Eventually Octavian, who would go on to become the first Roman Emperor, solidifies his power and maneuvers Antony into war, where his overconfidence undoes him in the naval Battle of Actium. It's an amazing sequence, with full-size ship replicas, flaming ballistas, the works.
Unmanned in defeat, Antony's despondency increases when his troops abandon him before a bold land attack against Octavian's legions. He took his own life and then Cleopatra took hers.
This all sounds fairly incredible, one woman at the center of so much pivotal history, but as I said the movie is actually pretty accurate to the known historical record. The film's major omission is removing any reference to the three children the pair had together, who were spared by Octavian and brought to Rome to be raised by his sister.
(Caesarion and Antony's other son by a previous marriage did not fare so well, literally dragged screaming to their executions.)
The cinematography, sets, special effects and costumes are lavish beyond imagining. The film won Oscars in all four categories, setting industry standards that could only be achieved today through the extensive use of CGI. "Cleopatra" also earned Academy Award nominations for best picture, sound, editing, music score and best supporting actor, for Harrison.

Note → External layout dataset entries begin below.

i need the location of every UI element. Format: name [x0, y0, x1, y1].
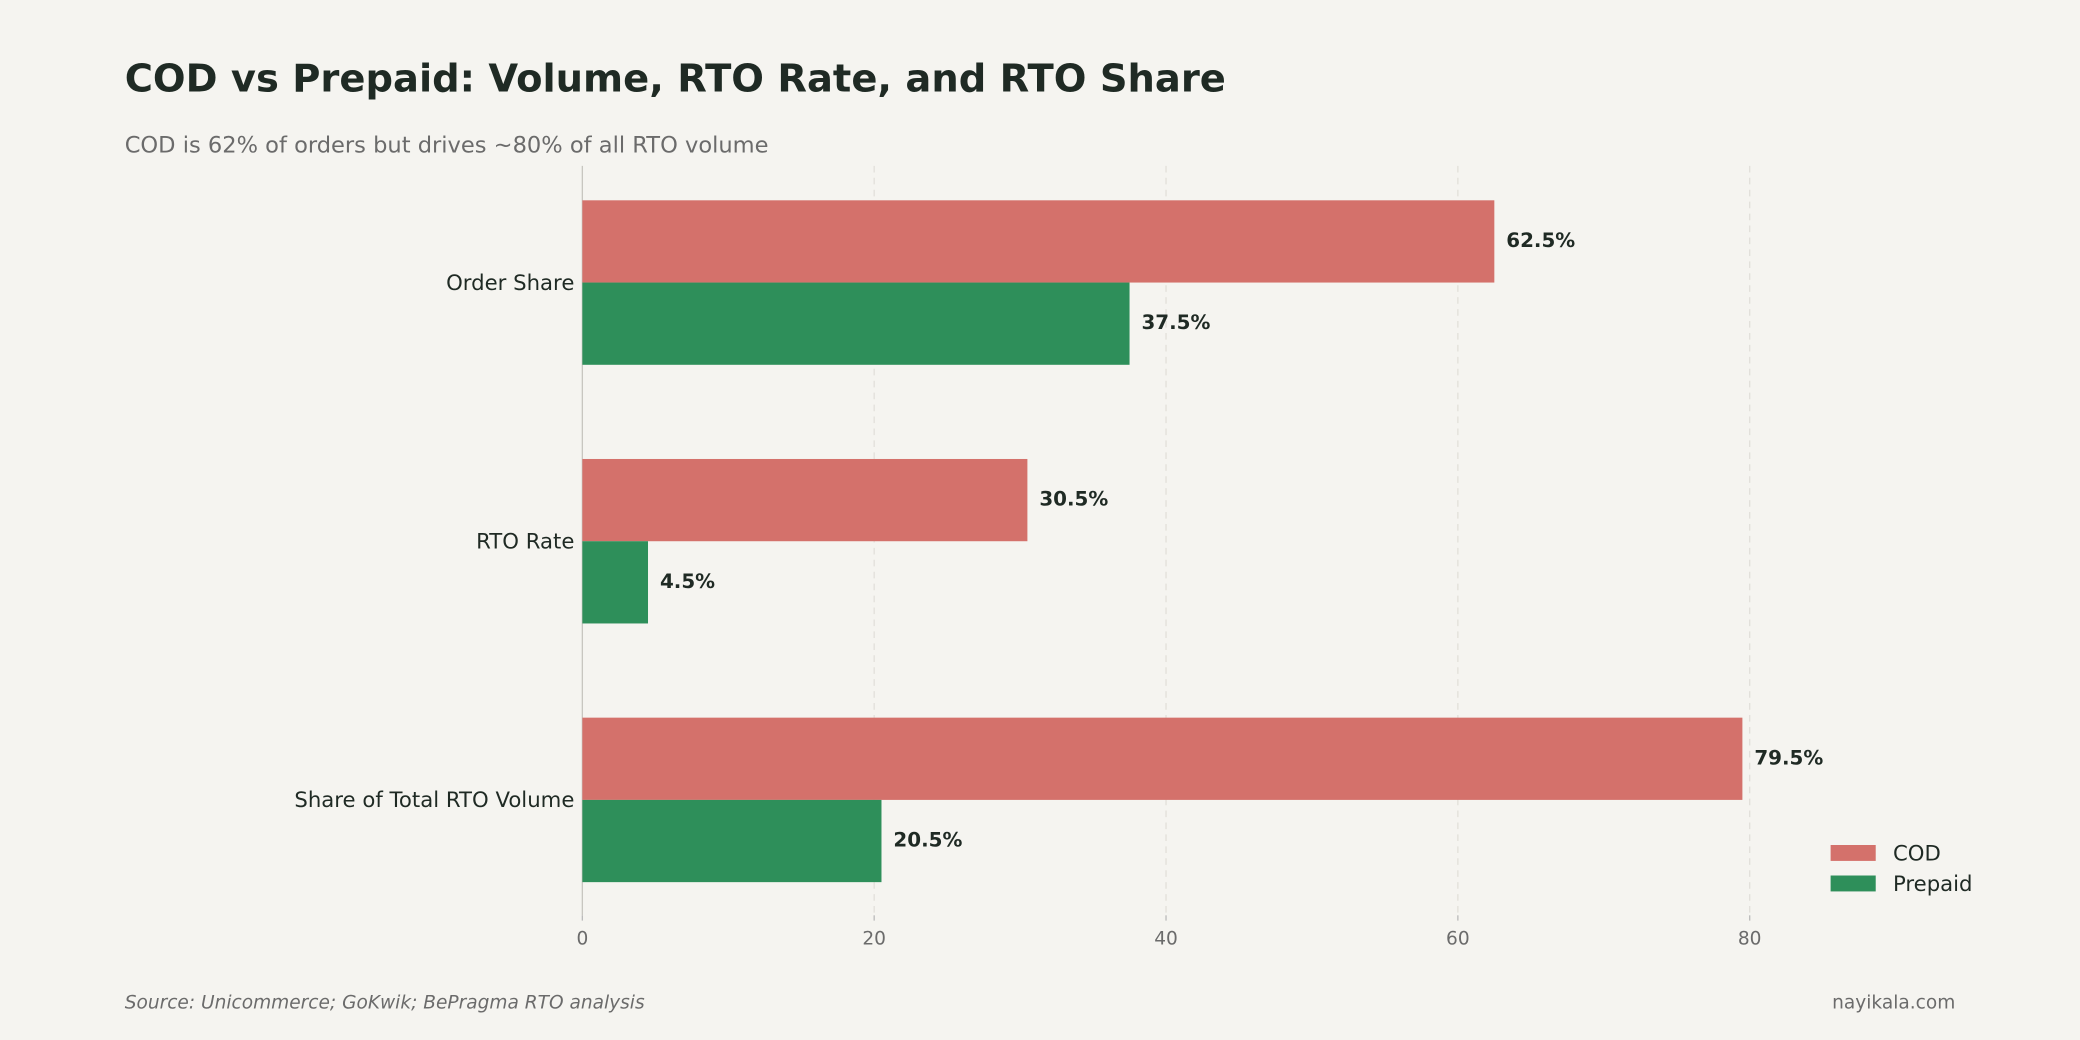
y-tick-label: Share of Total RTO Volume — [294, 788, 574, 813]
bar — [582, 200, 1495, 283]
data-label: 62.5% — [1506, 229, 1575, 252]
data-label: 4.5% — [660, 570, 715, 593]
x-tick-label: 80 — [1738, 929, 1762, 950]
y-tick-label: RTO Rate — [476, 530, 574, 555]
bar — [582, 541, 649, 624]
chart-title: COD vs Prepaid: Volume, RTO Rate, and RT… — [125, 56, 1226, 101]
source-note: Source: Unicommerce; GoKwik; BePragma RT… — [125, 992, 645, 1013]
data-label: 20.5% — [893, 829, 962, 852]
x-tick-label: 40 — [1154, 929, 1178, 950]
data-label: 30.5% — [1039, 488, 1108, 511]
bar — [582, 458, 1028, 542]
legend-label: COD — [1893, 841, 1941, 866]
data-label: 37.5% — [1141, 311, 1210, 334]
legend-label: Prepaid — [1893, 872, 1973, 897]
y-tick-label: Order Share — [446, 271, 574, 296]
legend-swatch — [1830, 875, 1876, 892]
x-tick-label: 60 — [1446, 929, 1470, 950]
x-tick-label: 20 — [862, 929, 886, 950]
data-label: 79.5% — [1754, 746, 1823, 769]
legend-swatch — [1830, 845, 1876, 861]
bar — [582, 799, 882, 883]
bar — [582, 282, 1130, 365]
x-tick-label: 0 — [576, 929, 588, 950]
credit: nayikala.com — [1832, 992, 1955, 1013]
bar — [582, 717, 1743, 800]
chart-subtitle: COD is 62% of orders but drives ~80% of … — [125, 132, 769, 158]
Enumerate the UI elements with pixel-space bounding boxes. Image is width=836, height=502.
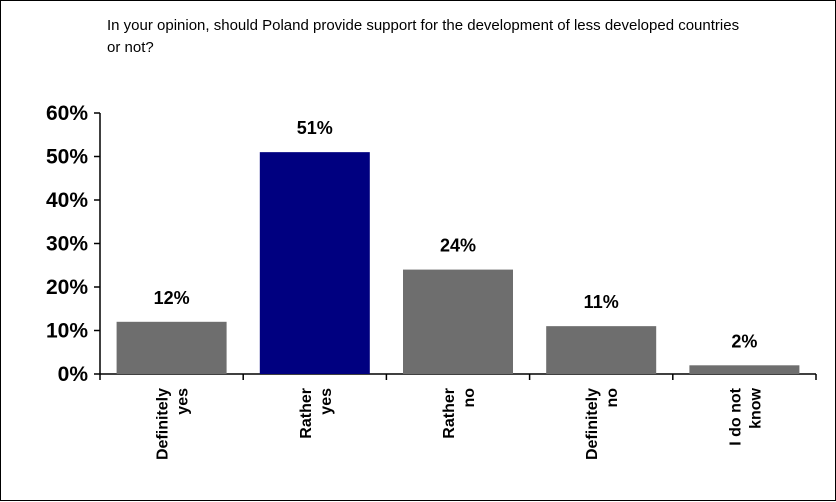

I was surprised by how much flesh there is in the film. Taylor appears nude twice, obscured by a towel during a massage and by the water of a bath. Various servants and such in the background are often scantily dressed. A dancer during the procession appears wearing only a thong and pasties over her nipples, which must have made quite an impression in 1963.
Martin Landau and Hume Cronyn are solid in supporting roles as cagey advisors to Antony and Cleopatra, respectively. Carroll O'Connor turns up as Casca, one of Caesar's leading murderers, and I admit encountering Archie Bunker in a toga was disconcerting. Andrew Keir is a stalwart presence as Agrippa, a longtime foe of Antony's.
I'd been meaning to get to "Cleopatra" for several years, and am pleased by what I found. Like "Gone With the Wind," it's a terrific movie that got swallowed by a much longer film. The difference being that while the former is lavishly overpraised, "Cleopatra" deserves much better than to be regarded as a cinematic punchline.